An additional problem with many such claims of connections to later Chinese writing is the lack of any direct cultural connection to Shāng culture, combined with gaps between them of many millennia. One group of sites without such problems is the Dàwènkǒu culture sites (2800-2500 BCE, only one millennium earlier than the early Shāng culture sites, and positioned so as to be plausibly albeit indirectly ancestral to the Shāng). There, a few inscribed pottery and jade pieces have been found one of which combines pictorial elements (resembling, according to some, a sun, moon or clouds, and fire or a mountain) in a stack which brings to mind the compounding of elements in Chinese characters.

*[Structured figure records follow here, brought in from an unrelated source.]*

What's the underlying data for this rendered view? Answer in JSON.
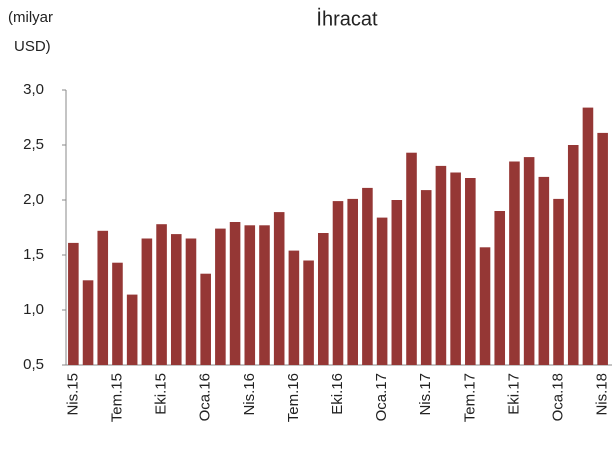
{
  "chart_data": {
    "type": "bar",
    "title": "İhracat",
    "y_label": [
      "(milyar",
      "USD)"
    ],
    "categories": [
      "Nis.15",
      null,
      null,
      "Tem.15",
      null,
      null,
      "Eki.15",
      null,
      null,
      "Oca.16",
      null,
      null,
      "Nis.16",
      null,
      null,
      "Tem.16",
      null,
      null,
      "Eki.16",
      null,
      null,
      "Oca.17",
      null,
      null,
      "Nis.17",
      null,
      null,
      "Tem.17",
      null,
      null,
      "Eki.17",
      null,
      null,
      "Oca.18",
      null,
      null,
      "Nis.18"
    ],
    "values": [
      1.61,
      1.27,
      1.72,
      1.43,
      1.14,
      1.65,
      1.78,
      1.69,
      1.65,
      1.33,
      1.74,
      1.8,
      1.77,
      1.77,
      1.89,
      1.54,
      1.45,
      1.7,
      1.99,
      2.01,
      2.11,
      1.84,
      2.0,
      2.43,
      2.09,
      2.31,
      2.25,
      2.2,
      1.57,
      1.9,
      2.35,
      2.39,
      2.21,
      2.01,
      2.5,
      2.84,
      2.61
    ],
    "color": "#953735",
    "ylim": [
      0.5,
      3.0
    ],
    "yticks": [
      {
        "value": 0.5,
        "label": "0,5"
      },
      {
        "value": 1.0,
        "label": "1,0"
      },
      {
        "value": 1.5,
        "label": "1,5"
      },
      {
        "value": 2.0,
        "label": "2,0"
      },
      {
        "value": 2.5,
        "label": "2,5"
      },
      {
        "value": 3.0,
        "label": "3,0"
      }
    ],
    "grid": false
  }
}
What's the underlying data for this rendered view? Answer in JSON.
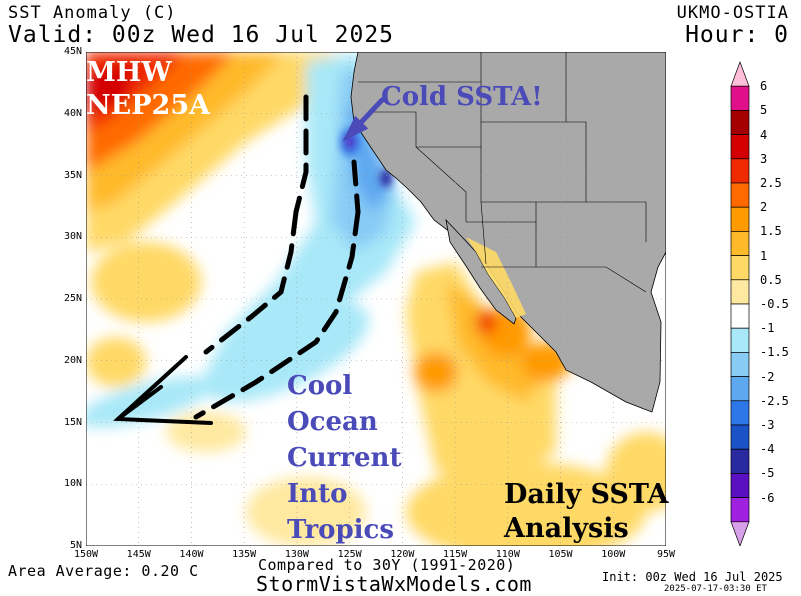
{
  "header": {
    "variable": "SST Anomaly (C)",
    "valid_line": "Valid: 00z Wed 16 Jul 2025",
    "model": "UKMO-OSTIA",
    "hour": "Hour: 0"
  },
  "map": {
    "region": "Eastern North Pacific, US West Coast, Mexico",
    "lat_labels": [
      "45N",
      "40N",
      "35N",
      "30N",
      "25N",
      "20N",
      "15N",
      "10N",
      "5N"
    ],
    "lon_labels": [
      "150W",
      "145W",
      "140W",
      "135W",
      "130W",
      "125W",
      "120W",
      "115W",
      "110W",
      "105W",
      "100W",
      "95W"
    ],
    "colors": {
      "land": "#a9a9a9",
      "border": "#000000",
      "cold_arrow": "#4a4ab8",
      "current_arrow": "#000000"
    }
  },
  "annotations": {
    "mhw": [
      "MHW",
      "NEP25A"
    ],
    "cold_ssta": "Cold SSTA!",
    "current": [
      "Cool",
      "Ocean",
      "Current",
      "Into",
      "Tropics"
    ],
    "analysis": [
      "Daily SSTA",
      "Analysis"
    ]
  },
  "colorbar": {
    "labels": [
      "6",
      "5",
      "4",
      "3",
      "2.5",
      "2",
      "1.5",
      "1",
      "0.5",
      "-0.5",
      "-1",
      "-1.5",
      "-2",
      "-2.5",
      "-3",
      "-4",
      "-5",
      "-6"
    ],
    "colors": [
      "#ffbfd9",
      "#e0108a",
      "#a50000",
      "#d40000",
      "#f02a00",
      "#ff6a00",
      "#ff9a00",
      "#ffba2a",
      "#ffd966",
      "#ffe9a0",
      "#ffffff",
      "#a8e8f8",
      "#88ccf6",
      "#5ea8f0",
      "#2d78e8",
      "#1a52c8",
      "#2a2aa0",
      "#5a10c0",
      "#a020e0",
      "#d8a0e8"
    ]
  },
  "footer": {
    "area_average": "Area Average: 0.20 C",
    "compared": "Compared to 30Y (1991-2020)",
    "website": "StormVistaWxModels.com",
    "init": "Init: 00z Wed 16 Jul 2025",
    "timestamp": "2025-07-17-03:30 ET"
  }
}
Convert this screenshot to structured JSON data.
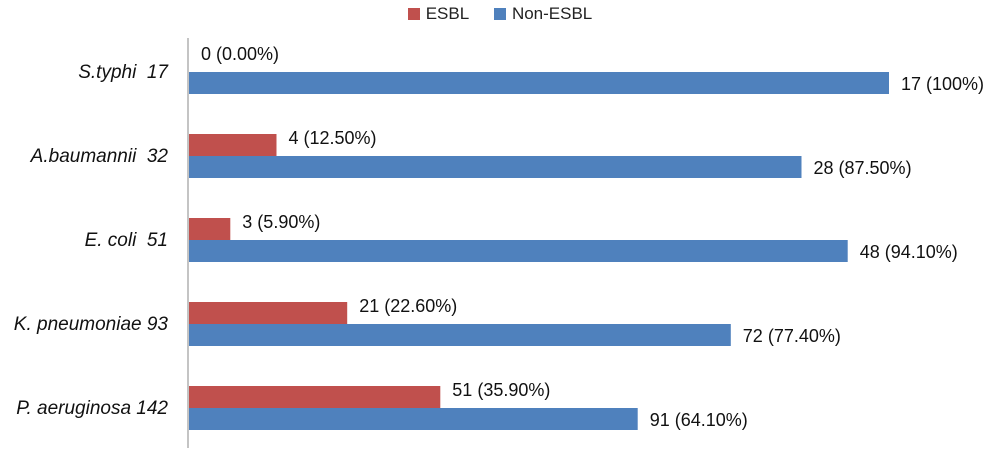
{
  "chart_data": {
    "type": "bar",
    "orientation": "horizontal",
    "categories": [
      "S.typhi  17",
      "A.baumannii  32",
      "E. coli  51",
      "K. pneumoniae 93",
      "P. aeruginosa 142"
    ],
    "series": [
      {
        "name": "ESBL",
        "color": "#c0504d",
        "values": [
          0,
          4,
          3,
          21,
          51
        ],
        "labels": [
          "0 (0.00%)",
          "4 (12.50%)",
          "3 (5.90%)",
          "21 (22.60%)",
          "51 (35.90%)"
        ]
      },
      {
        "name": "Non-ESBL",
        "color": "#4f81bd",
        "values": [
          17,
          28,
          48,
          72,
          91
        ],
        "labels": [
          "17 (100%)",
          "28 (87.50%)",
          "48 (94.10%)",
          "72 (77.40%)",
          "91 (64.10%)"
        ]
      }
    ],
    "value_scale": "percent of category total",
    "percent_values": {
      "ESBL": [
        0.0,
        12.5,
        5.9,
        22.6,
        35.9
      ],
      "Non-ESBL": [
        100,
        87.5,
        94.1,
        77.4,
        64.1
      ]
    },
    "xlim": [
      0,
      100
    ],
    "legend": "top-center",
    "grid": false
  }
}
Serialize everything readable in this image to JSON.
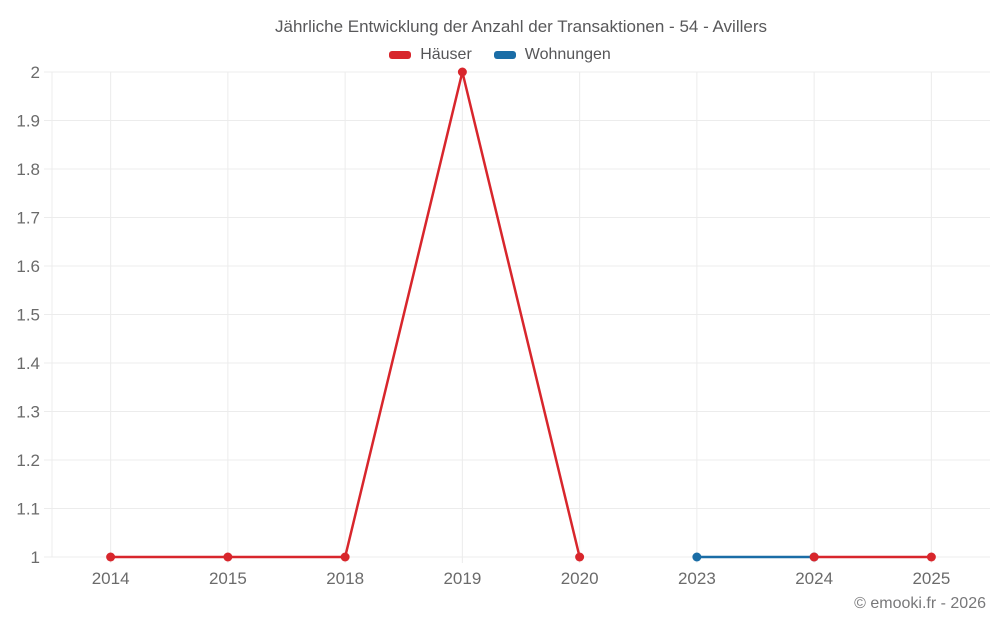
{
  "title": "Jährliche Entwicklung der Anzahl der Transaktionen - 54 - Avillers",
  "footer": "© emooki.fr - 2026",
  "chart_data": {
    "type": "line",
    "title": "Jährliche Entwicklung der Anzahl der Transaktionen - 54 - Avillers",
    "categories": [
      "2014",
      "2015",
      "2018",
      "2019",
      "2020",
      "2023",
      "2024",
      "2025"
    ],
    "series": [
      {
        "id": "haeuser",
        "name": "Häuser",
        "color": "#d8262c",
        "values": [
          1,
          1,
          1,
          2,
          1,
          null,
          1,
          1
        ]
      },
      {
        "id": "wohnungen",
        "name": "Wohnungen",
        "color": "#1a6da6",
        "values": [
          null,
          null,
          null,
          null,
          null,
          1,
          1,
          null
        ]
      }
    ],
    "xlabel": "",
    "ylabel": "",
    "ylim": [
      1,
      2
    ],
    "ytick_step": 0.1,
    "grid": true,
    "legend_position": "top",
    "grid_color": "#ececec",
    "tick_text_color": "#6b6b6b",
    "line_width": 2.5,
    "point_radius": 4.5
  }
}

Major scholars are divided in their interpretation of such inscribed symbols. Some, such as Yú Xĭngwú, Táng Lán and Lĭ Xuéqín, have identified these with specific Chinese characters. Others such as Wang Ningsheng interpret them as pictorial symbols such as clan insignia, rather than writing. But as Wang Ningsheng points out, "True writing begins when it represents sounds and consists of symbols that are able to record language. The few isolated figures found on pottery still cannot substantiate this point."


Legendary origins
According to legend, Chinese characters were invented by Cangjie (c. 2650 BC), a bureaucrat under the legendary emperor, Huangdi. The legend tells that Cangjie was hunting on Mount Yangxu (today Shanxi) when he saw a tortoise whose veins caught his curiosity. Inspired by the possibility of a logical relation of those veins, he studied the animals of the world, the landscape of the earth, and the stars in the sky, and invented a symbolic system called zì — Chinese characters. It was said that on the day the characters were born, Chinese heard the devil mourning, and saw crops falling like rain, as it marked the beginning of the world.